A couple other Snowpocalypse highlights were:
Dan working from home
hauling wood for the fire using the kids’ sleds in the middle of the night
watching Dan zoom out of our driveway to go help a friend and leave an 11-inch-deep tire tread in the snow
eating “snow” cones at our awesome neighbor’s house next to a driveway campfire
using my thermal cooker when the power was out
reading by the fire as a family
There will be consequences for this week. The kids have already missed five days of school and had one late start and they’re still home until more of the snow melts. Those days will have to be made up at the end of the year. This is going to wreak havoc with summer plans and youth conference schedules.
The trampoline looks unnaturally stretched and the back deck is suffering under the weight of several inches of unmelted snow.
These are just the consequences for our family and they’re pretty minor. I know other people have suffered much more being stuck and cold and injured on the roads and hungry. I feel terrible for them and we’ve prayed every night that people would be safe and we’ve offered to help where we could.
But, there is nothing our being stressed or anxious or mad will do to change the snow or keep people safe or make the school year any shorter. It will just make us miserable.

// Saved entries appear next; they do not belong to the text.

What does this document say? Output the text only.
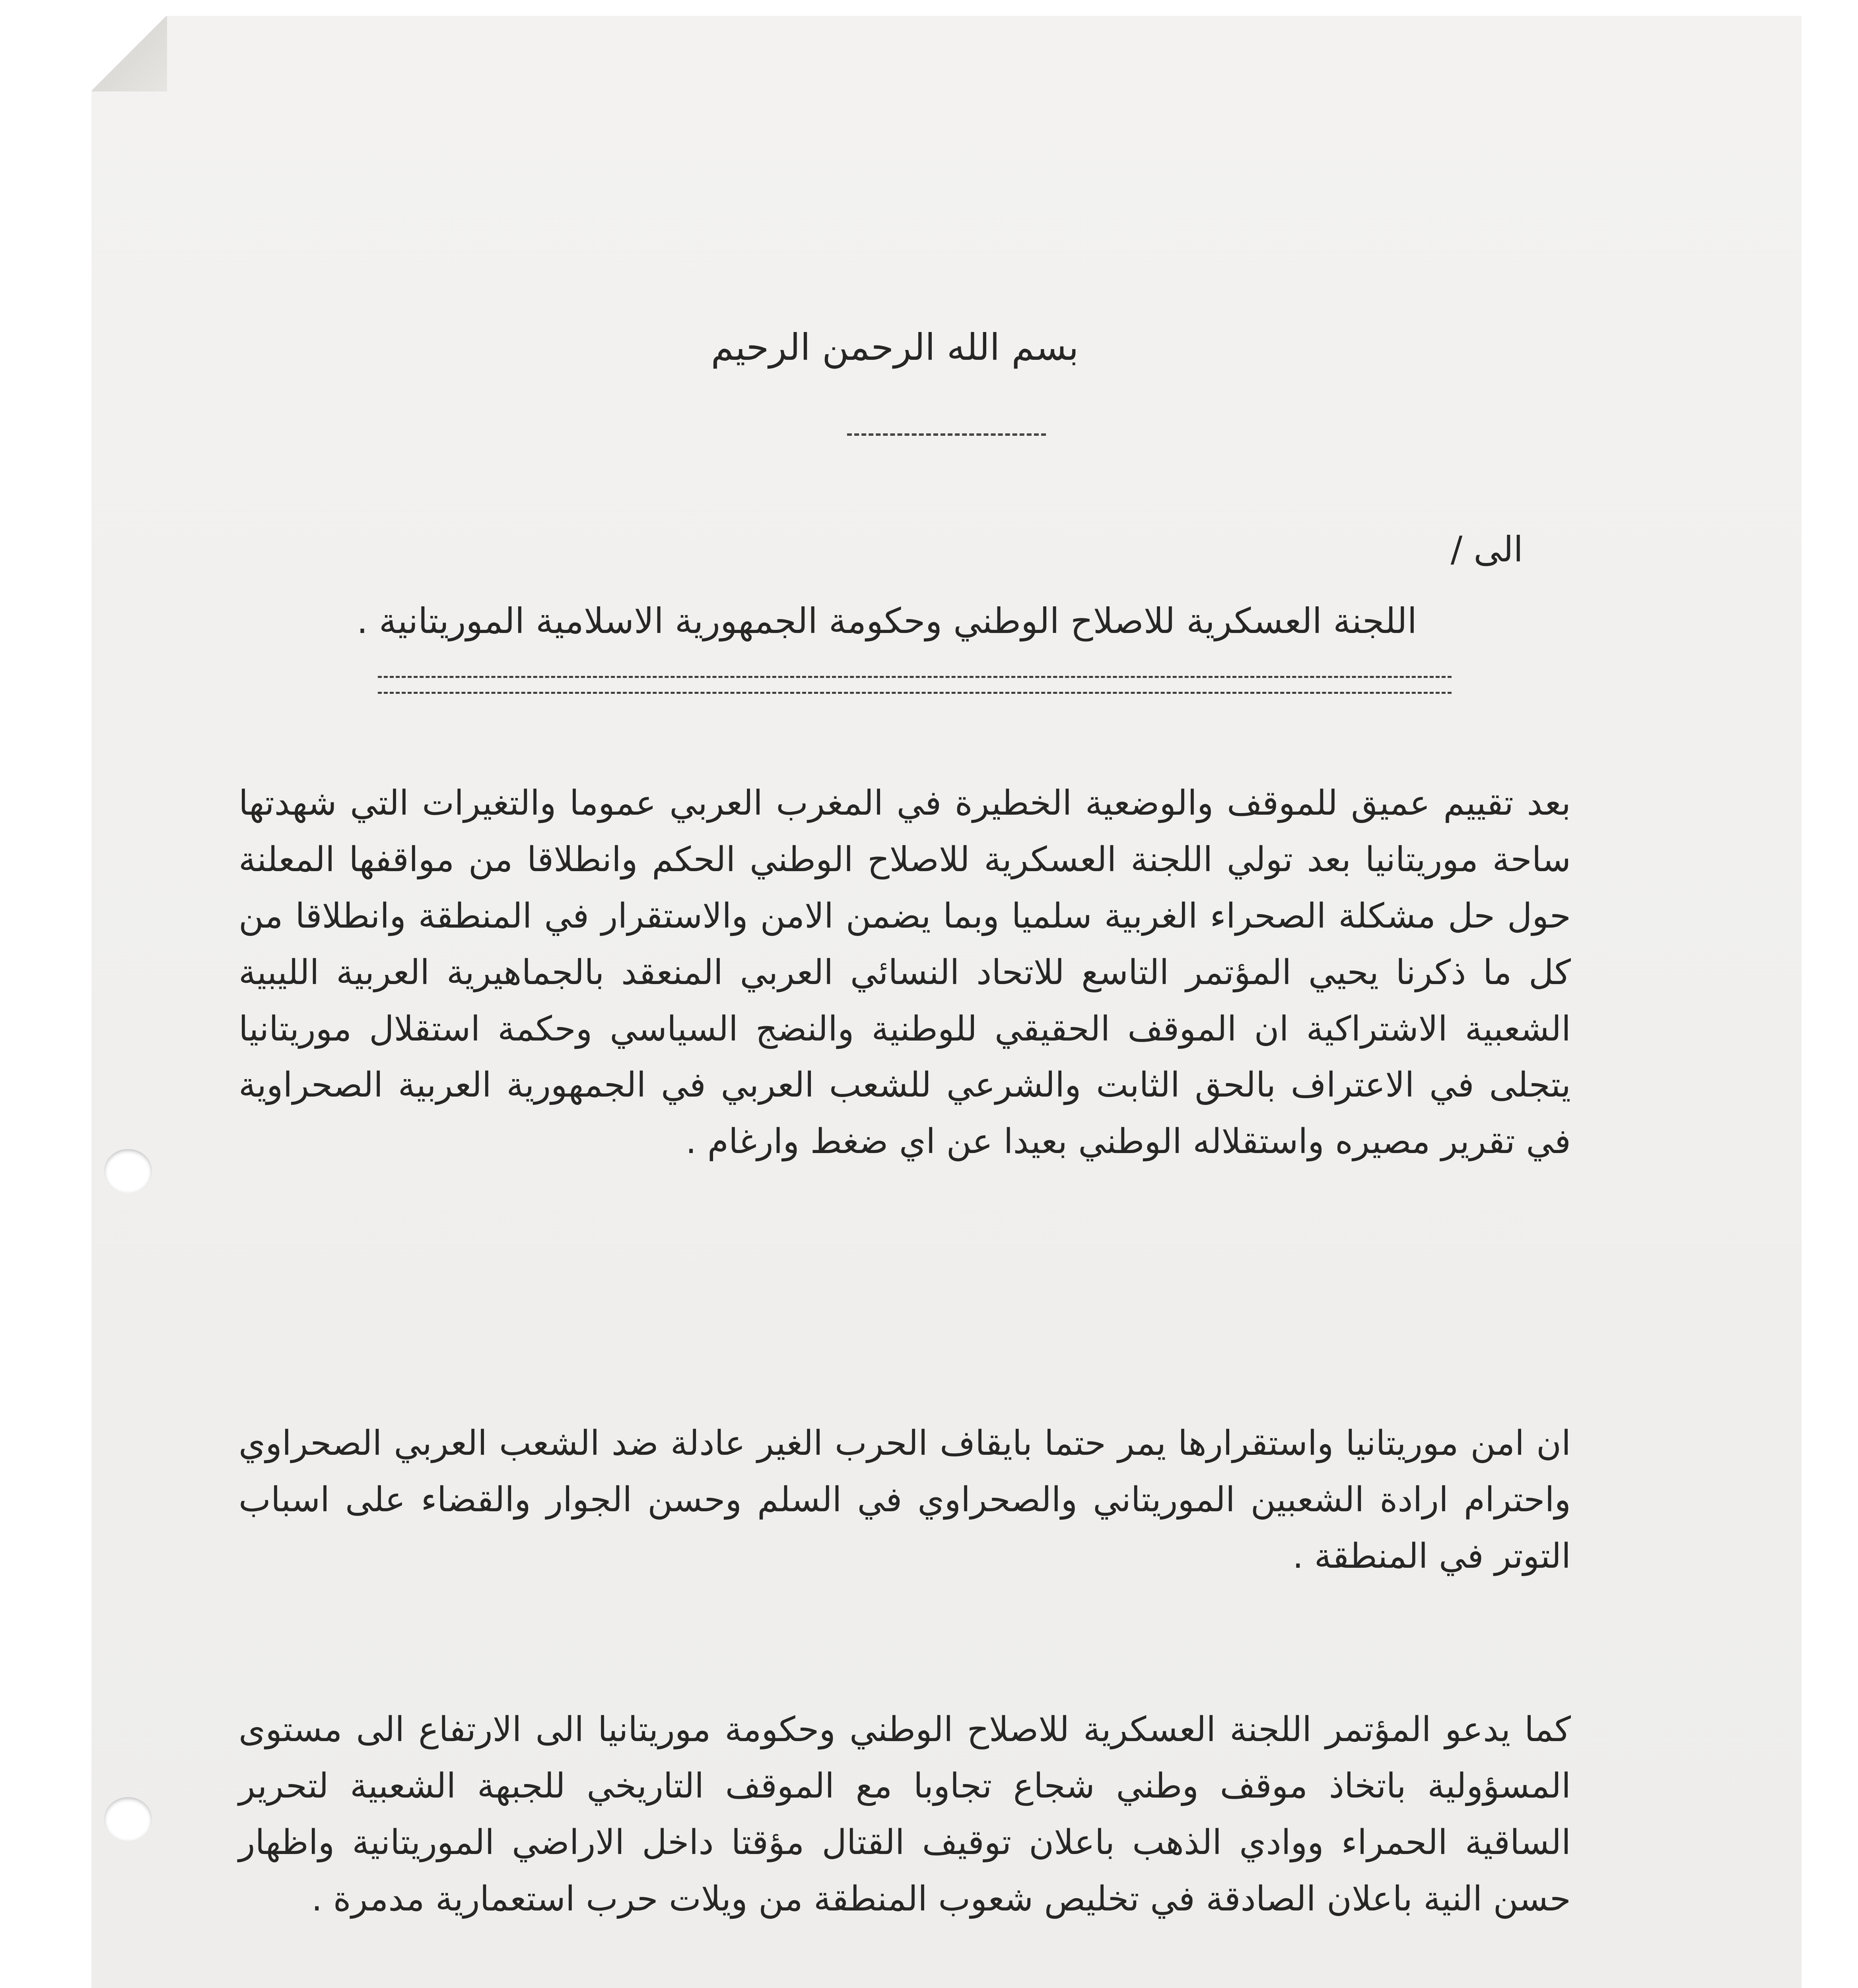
بسم الله الرحمن الرحيم
الى /
اللجنة العسكرية للاصلاح الوطني وحكومة الجمهورية الاسلامية الموريتانية .
بعد تقييم عميق للموقف والوضعية الخطيرة في المغرب العربي عموما والتغيرات التي شهدتها ساحة موريتانيا بعد تولي اللجنة العسكرية للاصلاح الوطني الحكم وانطلاقا من مواقفها المعلنة حول حل مشكلة الصحراء الغربية سلميا وبما يضمن الامن والاستقرار في المنطقة وانطلاقا من كل ما ذكرنا يحيي المؤتمر التاسع للاتحاد النسائي العربي المنعقد بالجماهيرية العربية الليبية الشعبية الاشتراكية ان الموقف الحقيقي للوطنية والنضج السياسي وحكمة استقلال موريتانيا يتجلى في الاعتراف بالحق الثابت والشرعي للشعب العربي في الجمهورية العربية الصحراوية في تقرير مصيره واستقلاله الوطني بعيدا عن اي ضغط وارغام .
ان امن موريتانيا واستقرارها يمر حتما بايقاف الحرب الغير عادلة ضد الشعب العربي الصحراوي واحترام ارادة الشعبين الموريتاني والصحراوي في السلم وحسن الجوار والقضاء على اسباب التوتر في المنطقة .
كما يدعو المؤتمر اللجنة العسكرية للاصلاح الوطني وحكومة موريتانيا الى الارتفاع الى مستوى المسؤولية باتخاذ موقف وطني شجاع تجاوبا مع الموقف التاريخي للجبهة الشعبية لتحرير الساقية الحمراء ووادي الذهب باعلان توقيف القتال مؤقتا داخل الاراضي الموريتانية واظهار حسن النية باعلان الصادقة في تخليص شعوب المنطقة من ويلات حرب استعمارية مدمرة .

So, we choose to celebrate it. It’s been a fat party for a week and a half and we have made amazing memories. Thank you, Mother Elsa. We have LOVED the freeze!
grammy says
Darling family, it would have been so fun to be there to play with you. Celebrate everything and life becomes a great adventure!!! Good for you
Nancy says
Ahhh, I love that you documented the fun times and as always, love your writing. Have I told you our pull cord also broke–and guess what, I’m pretty sure we have the exact same generator–go figure!! Glad you got it working!!
Kathryn says
Thanks Nancy! I haven’t blogged about our adventures much in the past couple of years but I had all these great pictures and needed somewhere to put them. Also, the kids have been reading back through the early years of the blog and loving it and it made me sad that I haven’t been capturing our memories lately. There’s a weird spot where the cord rubs on that generator! We rubbed through another cord before we figured it out and started to pull differently.
Jessica says
YOU’RE BACK! I have missed your posts. Please don’t leave us faithful readers hangin’. Your writing is just too good.
Kathryn says
You are awesome. Thanks! My kids have been on me to start writing again and when your teenager wants to read something you’ve written, you’ve got to jump on that.
AmyRyb says
That sledding hill is epic! As much as I am sick of the snow myself this year, I am a little jealous of the giant dumping you got, as ours has been in countless much smaller doses (aside from when we got close to 20″ in a couple days a month ago). The problem here is that life doesn’t stop for very long even when it does happen. I have a laptop to work from home, but usually that’s not even needed since roads are clear by the next morning no matter what. Just a little too efficient with our snow, I guess. We’ve had a near-blizzard, two freezing rain events, and major wind in the last two weeks, and the only thing the kids have missed school for so far were a couple -25 wind chill days before that. Sometimes being snowed in and slowed down isn’t so bad.